Aww bless him! Your Norman does have a very cheeky face, but I bet when you look him in the eyes you can't tell him off! My OH wasn't happy that one of mine bit through our jasmine plant in the garden and told me to tell him off but I couldn't do it! lol


----------



## AmyCruick (Jul 20, 2009)

Your bunny sounds like a real sweeetie Daisy boo! and the one who watches emmerdale and stamps to Lionel Richie is great!

Aww I wish mine roamed a bit further out. One thing mine do enjoy though is stretching out in front of an open fire in the winter so with colder weather on its way I've got that to look forward to again I guess! I usually lay down with them on the rug as they're not keen on the sofa and always try to jump off it


----------



## Nicky09 (Feb 26, 2009)

AmyCruick said:


> I can imagine the sight of a rabbit chasing a dog is pretty funny! Do you think the dog is more scared of Leo or that Leo is more scared of the dog?


I don't think they're scared of each other just love chasing each other I'm fairly sure Buster loses all street cred as a terrier by running away from him though lol.


----------



## AmyCruick (Jul 20, 2009)

Aw thats really sweet that they get on so well though!
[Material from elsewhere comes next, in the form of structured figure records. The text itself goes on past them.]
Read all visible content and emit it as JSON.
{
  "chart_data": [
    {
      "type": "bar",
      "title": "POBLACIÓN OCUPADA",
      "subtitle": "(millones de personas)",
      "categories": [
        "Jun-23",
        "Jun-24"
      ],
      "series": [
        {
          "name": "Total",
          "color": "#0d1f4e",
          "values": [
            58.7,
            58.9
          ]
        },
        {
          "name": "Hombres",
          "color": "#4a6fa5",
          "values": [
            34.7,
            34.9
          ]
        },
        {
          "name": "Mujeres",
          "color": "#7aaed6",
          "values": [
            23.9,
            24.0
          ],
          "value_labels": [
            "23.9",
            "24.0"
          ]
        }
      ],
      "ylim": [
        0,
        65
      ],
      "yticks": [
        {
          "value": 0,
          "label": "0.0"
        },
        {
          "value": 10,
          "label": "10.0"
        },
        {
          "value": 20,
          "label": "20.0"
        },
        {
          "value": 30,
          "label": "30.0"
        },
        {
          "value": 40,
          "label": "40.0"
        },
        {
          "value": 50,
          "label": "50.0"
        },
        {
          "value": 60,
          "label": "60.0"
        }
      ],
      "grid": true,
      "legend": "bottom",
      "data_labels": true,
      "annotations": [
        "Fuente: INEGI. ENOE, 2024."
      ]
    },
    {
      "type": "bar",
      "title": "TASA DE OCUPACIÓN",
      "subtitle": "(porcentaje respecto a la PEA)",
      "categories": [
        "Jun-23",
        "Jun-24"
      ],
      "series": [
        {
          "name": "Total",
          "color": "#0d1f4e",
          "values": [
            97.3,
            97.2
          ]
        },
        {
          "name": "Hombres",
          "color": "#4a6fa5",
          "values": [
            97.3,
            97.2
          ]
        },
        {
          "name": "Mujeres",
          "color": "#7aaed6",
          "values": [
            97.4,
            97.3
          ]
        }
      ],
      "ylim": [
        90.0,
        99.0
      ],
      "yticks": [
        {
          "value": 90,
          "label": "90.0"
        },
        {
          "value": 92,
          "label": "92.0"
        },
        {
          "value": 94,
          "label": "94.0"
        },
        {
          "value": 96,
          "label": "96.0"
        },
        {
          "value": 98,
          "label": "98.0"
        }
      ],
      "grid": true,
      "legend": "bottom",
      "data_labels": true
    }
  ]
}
Has your dog been brought up around rabbits from a young age? 

I can't imagine any of my mums dogs ever getting on with the rabbits...I think they'd just try to eat them!


----------



## Nicky09 (Feb 26, 2009)

AmyCruick said:


> Aw thats really sweet that they get on so well though! Has your dog been brought up around rabbits from a young age?
> 
> I can't imagine any of my mums dogs ever getting on with the rabbits...I think they'd just try to eat them!
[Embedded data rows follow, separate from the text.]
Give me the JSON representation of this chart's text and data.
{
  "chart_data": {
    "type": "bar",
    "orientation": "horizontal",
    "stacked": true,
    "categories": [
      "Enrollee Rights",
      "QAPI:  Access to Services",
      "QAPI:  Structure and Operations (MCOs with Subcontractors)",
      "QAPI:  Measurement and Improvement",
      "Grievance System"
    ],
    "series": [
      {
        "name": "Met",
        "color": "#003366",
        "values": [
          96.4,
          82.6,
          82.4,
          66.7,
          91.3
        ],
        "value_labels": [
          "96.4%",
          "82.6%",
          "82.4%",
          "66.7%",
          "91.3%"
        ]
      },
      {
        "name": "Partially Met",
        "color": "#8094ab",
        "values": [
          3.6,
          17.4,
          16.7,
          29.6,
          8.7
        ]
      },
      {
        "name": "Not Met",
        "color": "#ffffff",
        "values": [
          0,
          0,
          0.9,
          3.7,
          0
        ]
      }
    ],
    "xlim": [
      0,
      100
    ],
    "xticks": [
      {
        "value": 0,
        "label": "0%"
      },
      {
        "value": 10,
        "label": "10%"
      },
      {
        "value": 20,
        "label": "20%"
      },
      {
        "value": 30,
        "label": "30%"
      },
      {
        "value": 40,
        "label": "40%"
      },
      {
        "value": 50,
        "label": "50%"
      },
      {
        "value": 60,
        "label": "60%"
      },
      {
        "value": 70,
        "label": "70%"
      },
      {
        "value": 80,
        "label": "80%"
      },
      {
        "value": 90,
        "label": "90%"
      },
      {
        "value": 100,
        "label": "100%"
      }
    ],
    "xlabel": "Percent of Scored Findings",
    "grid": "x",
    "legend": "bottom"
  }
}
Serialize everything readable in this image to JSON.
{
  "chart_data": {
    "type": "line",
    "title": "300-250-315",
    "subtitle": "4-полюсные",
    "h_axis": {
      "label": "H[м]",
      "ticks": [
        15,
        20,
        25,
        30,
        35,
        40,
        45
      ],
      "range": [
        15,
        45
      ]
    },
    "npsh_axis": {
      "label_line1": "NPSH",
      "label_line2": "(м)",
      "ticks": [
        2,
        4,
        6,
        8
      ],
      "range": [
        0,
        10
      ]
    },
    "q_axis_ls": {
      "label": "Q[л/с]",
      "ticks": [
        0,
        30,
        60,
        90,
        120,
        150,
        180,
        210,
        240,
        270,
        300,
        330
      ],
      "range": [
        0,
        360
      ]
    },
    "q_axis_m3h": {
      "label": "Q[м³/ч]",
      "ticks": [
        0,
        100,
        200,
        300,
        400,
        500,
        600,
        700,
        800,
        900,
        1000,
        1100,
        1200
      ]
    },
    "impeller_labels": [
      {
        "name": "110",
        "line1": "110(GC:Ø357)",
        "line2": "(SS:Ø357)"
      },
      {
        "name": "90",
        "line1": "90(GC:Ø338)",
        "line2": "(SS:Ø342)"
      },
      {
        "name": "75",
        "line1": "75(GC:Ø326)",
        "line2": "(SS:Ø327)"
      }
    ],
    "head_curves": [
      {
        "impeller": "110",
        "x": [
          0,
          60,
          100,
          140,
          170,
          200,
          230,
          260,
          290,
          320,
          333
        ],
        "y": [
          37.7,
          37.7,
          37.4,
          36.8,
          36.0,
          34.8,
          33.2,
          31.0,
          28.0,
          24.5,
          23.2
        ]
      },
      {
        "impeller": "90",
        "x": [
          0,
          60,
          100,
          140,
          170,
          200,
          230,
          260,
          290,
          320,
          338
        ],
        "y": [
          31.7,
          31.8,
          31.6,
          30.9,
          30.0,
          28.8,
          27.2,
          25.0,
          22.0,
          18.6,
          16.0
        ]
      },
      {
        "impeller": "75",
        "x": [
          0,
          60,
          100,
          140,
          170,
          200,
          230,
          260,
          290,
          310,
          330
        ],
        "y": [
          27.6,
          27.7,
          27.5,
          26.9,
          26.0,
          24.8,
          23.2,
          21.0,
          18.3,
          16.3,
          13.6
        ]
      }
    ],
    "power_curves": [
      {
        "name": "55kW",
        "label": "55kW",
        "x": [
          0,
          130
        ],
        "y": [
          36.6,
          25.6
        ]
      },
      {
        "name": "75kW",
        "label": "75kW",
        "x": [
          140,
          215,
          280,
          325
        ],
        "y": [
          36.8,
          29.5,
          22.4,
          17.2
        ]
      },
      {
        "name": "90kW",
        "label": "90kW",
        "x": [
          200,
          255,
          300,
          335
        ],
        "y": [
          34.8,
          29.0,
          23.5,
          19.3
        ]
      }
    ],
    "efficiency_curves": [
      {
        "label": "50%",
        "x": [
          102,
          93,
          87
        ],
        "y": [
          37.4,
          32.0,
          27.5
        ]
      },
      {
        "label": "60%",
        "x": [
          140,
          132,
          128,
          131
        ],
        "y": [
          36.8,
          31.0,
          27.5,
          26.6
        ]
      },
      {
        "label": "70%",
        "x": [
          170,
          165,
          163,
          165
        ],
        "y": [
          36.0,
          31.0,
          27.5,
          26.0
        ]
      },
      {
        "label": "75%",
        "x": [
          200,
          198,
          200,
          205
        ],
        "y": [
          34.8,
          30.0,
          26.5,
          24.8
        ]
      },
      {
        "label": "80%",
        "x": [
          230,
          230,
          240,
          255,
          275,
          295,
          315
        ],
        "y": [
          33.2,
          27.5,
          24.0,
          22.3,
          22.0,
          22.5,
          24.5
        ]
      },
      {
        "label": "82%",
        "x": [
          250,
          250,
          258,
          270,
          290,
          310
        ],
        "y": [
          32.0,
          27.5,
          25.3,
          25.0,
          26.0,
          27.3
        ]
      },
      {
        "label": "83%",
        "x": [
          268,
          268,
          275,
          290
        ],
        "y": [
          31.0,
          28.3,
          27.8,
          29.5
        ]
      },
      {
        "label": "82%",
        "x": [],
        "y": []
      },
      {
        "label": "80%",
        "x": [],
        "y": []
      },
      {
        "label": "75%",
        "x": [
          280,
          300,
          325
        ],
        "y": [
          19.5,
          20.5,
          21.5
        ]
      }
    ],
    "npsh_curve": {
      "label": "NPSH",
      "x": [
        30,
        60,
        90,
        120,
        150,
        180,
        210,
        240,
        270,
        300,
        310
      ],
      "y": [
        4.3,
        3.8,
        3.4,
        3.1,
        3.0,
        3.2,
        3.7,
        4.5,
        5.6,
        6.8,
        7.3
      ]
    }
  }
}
No he wasn't it took a lot of very careful socialistion for them to get on but it was worth it they love each other now. We do keep an eye on them though just in case.


----------



## AmyCruick (Jul 20, 2009)

Nicky09 said:


> No he wasn't it took a lot of very careful socialistion for them to get on but it was worth it they love each other now. We do keep an eye on them though just in case.
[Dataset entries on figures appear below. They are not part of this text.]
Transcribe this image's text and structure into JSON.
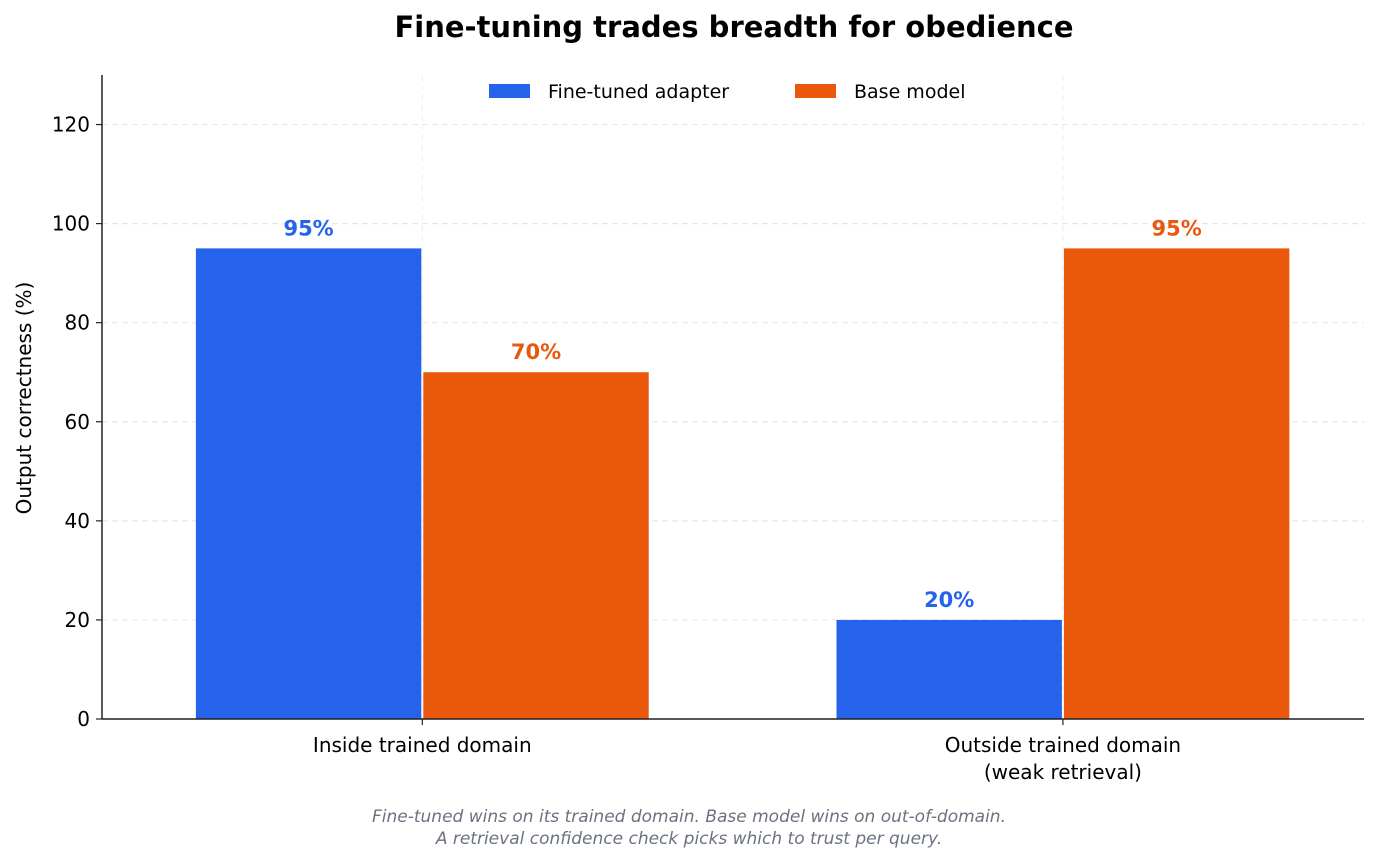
{
  "chart_data": {
    "type": "bar",
    "title": "Fine-tuning trades breadth for obedience",
    "ylabel": "Output correctness (%)",
    "xlabel": "",
    "ylim": [
      0,
      130
    ],
    "yticks": [
      0,
      20,
      40,
      60,
      80,
      100,
      120
    ],
    "grid": true,
    "legend_position": "top-center",
    "categories": [
      [
        "Inside trained domain"
      ],
      [
        "Outside trained domain",
        "(weak retrieval)"
      ]
    ],
    "series": [
      {
        "name": "Fine-tuned adapter",
        "color": "#2563eb",
        "values": [
          95,
          20
        ],
        "labels": [
          "95%",
          "20%"
        ]
      },
      {
        "name": "Base model",
        "color": "#ea580c",
        "values": [
          70,
          95
        ],
        "labels": [
          "70%",
          "95%"
        ]
      }
    ],
    "caption": [
      "Fine-tuned wins on its trained domain. Base model wins on out-of-domain.",
      "A retrieval confidence check picks which to trust per query."
    ]
  }
}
That's brilliant! Did it take a long time so socialise them? Sorry for all the questions I'm just fascinated! It must be such a lovely sight to watch a dog playing nicely with a rabbit!


----------



## Nicky09 (Feb 26, 2009)

I'll have to get some pictures for you if I can they move so fast. It took a few weeks of only having them in the same room for a few minutes and rewarding them for staying calm and then building it up slowly. It was worth the effort though not to have to have keep them seperate all the time.


----------



## AmyCruick (Jul 20, 2009)

Nicky09 said:


> I'll have to get some pictures for you if I can they move so fast. It took a few weeks of only having them in the same room for a few minutes and rewarding them for staying calm and then building it up slowly. It was worth the effort though not to have to have keep them seperate all the time.


It'd be great if you could get some but I understand its difficult to get animals to stand still for pics! lol

Yeah definately worth the effort and it's great for them both too to have another friend in each other!


----------